Quero para mim o espírito [d]esta frase, transformada a forma para a casar como eu sou:
Viver não é necessário; o que é necessário é criar.
Não conto gozar a minha vida; nem em gozá-la penso.
Só quero torná-la grande,
ainda que para isso tenha de ser o meu corpo e a (minha alma) a lenha desse fogo.
Só quero torná-la de toda a humanidade;
ainda que para isso tenha de a perder como minha. Cada vez mais assim penso.
Cada vez mais ponho da essência anímica do meu sangue o propósito impessoal de engrandecer a pátria e contribuir para a evolução da humanidade.
É a forma que em mim tomou o misticismo da nossa Raça
I have two books of Pessoa’s poems translated into English, but Navegar é Preciso is not among them.
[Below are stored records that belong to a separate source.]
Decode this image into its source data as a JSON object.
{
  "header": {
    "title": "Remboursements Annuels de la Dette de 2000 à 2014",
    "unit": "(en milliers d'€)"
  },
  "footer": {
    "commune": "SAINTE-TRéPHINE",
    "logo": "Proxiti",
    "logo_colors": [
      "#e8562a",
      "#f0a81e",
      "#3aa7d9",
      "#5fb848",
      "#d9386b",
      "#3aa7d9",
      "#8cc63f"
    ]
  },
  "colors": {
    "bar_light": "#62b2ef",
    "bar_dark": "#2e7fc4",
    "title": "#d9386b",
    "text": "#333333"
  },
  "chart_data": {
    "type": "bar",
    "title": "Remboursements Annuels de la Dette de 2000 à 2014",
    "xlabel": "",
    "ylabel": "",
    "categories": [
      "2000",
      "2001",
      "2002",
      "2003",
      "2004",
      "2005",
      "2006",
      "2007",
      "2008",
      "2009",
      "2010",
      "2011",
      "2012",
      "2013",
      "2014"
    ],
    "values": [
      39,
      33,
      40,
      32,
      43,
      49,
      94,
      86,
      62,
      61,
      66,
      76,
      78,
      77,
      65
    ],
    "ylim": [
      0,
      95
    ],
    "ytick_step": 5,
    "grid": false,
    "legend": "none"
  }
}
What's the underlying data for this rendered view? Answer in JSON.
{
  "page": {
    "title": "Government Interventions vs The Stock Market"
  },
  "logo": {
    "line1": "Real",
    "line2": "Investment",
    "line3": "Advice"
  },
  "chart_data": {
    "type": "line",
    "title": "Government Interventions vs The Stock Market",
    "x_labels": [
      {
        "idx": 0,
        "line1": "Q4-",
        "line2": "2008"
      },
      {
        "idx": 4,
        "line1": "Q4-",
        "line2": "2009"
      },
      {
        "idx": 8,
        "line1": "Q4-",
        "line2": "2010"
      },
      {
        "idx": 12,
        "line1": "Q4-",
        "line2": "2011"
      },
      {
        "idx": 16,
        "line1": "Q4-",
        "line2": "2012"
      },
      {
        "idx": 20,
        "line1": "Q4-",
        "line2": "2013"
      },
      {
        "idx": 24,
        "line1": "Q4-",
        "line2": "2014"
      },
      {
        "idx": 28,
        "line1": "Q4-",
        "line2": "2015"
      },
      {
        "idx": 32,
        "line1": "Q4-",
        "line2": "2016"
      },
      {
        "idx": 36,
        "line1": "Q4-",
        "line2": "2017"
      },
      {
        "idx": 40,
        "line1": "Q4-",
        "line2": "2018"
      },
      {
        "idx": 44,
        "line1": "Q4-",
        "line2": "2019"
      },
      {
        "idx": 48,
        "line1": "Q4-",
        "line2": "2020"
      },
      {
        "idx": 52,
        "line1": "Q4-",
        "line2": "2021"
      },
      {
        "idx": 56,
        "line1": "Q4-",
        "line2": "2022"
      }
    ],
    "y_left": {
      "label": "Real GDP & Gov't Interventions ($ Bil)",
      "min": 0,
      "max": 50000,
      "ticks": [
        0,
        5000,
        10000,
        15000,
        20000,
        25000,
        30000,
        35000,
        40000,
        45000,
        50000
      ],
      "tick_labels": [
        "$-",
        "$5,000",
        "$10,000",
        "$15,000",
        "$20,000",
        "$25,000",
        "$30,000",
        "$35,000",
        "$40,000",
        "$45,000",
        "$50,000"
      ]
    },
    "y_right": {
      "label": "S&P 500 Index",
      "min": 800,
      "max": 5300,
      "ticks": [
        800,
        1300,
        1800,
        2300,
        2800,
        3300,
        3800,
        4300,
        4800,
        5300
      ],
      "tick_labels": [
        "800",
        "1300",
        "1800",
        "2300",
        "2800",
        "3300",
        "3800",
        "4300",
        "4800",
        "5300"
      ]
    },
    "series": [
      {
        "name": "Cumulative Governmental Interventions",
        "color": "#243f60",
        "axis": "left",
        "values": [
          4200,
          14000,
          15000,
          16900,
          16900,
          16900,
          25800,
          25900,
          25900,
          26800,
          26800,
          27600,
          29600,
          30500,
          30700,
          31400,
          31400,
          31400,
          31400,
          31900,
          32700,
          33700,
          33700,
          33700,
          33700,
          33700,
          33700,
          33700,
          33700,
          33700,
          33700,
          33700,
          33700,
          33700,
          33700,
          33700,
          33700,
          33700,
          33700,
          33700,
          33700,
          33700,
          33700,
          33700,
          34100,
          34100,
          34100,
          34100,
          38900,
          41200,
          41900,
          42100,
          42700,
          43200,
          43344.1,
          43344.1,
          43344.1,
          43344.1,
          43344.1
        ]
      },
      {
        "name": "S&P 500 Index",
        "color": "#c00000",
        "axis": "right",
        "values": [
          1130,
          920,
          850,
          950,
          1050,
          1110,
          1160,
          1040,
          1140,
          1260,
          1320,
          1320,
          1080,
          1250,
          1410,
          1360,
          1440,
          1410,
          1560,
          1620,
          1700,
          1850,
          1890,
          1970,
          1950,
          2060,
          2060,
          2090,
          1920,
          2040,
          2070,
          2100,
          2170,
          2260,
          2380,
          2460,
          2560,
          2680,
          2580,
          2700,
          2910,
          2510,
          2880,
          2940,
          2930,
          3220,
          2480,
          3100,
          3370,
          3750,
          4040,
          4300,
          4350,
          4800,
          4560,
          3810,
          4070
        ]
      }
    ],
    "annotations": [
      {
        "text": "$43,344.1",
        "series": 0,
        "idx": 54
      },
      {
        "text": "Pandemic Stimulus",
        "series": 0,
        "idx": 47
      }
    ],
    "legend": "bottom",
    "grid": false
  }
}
So I put it in Google Translate and got:
Sailing is need
Older browsers had a glorious phrase:
"Navigating is necessary, living is not accurate."
I want the spirit to me transformed the way for marriage as I am:
Living is not necessary, what is needed is created.
Do not enjoy my life story, nor enjoy it I think.
I just want to make it big,
even though it has to be my body and (my soul) of the wood fire.
I just want to make it to all mankind;
though to have to lose it as my own. Increasingly, well napkin.
Increasingly put the essence of my soul blood impersonal purpose of enhancing the nation and contribute to the evolution of humanity.
It is the way that I took in the mysticism of our race.
Obviously there is still work to be done before computers rule the world.
I’ve thought about Pompey’s, The Hanseatic League’s, Rotterdam’s, Don Henrique’s, Pessoa’s, Veloso’s words, and in fact to sail is no longer necessary--except for a few of us, which I expect includes a higher proportion of those reading this than the general public--but to live, while a biological imperative--consciousness resists unconsciousness--was never necessary.
What is necessary, for some, is to live beyond mere existence.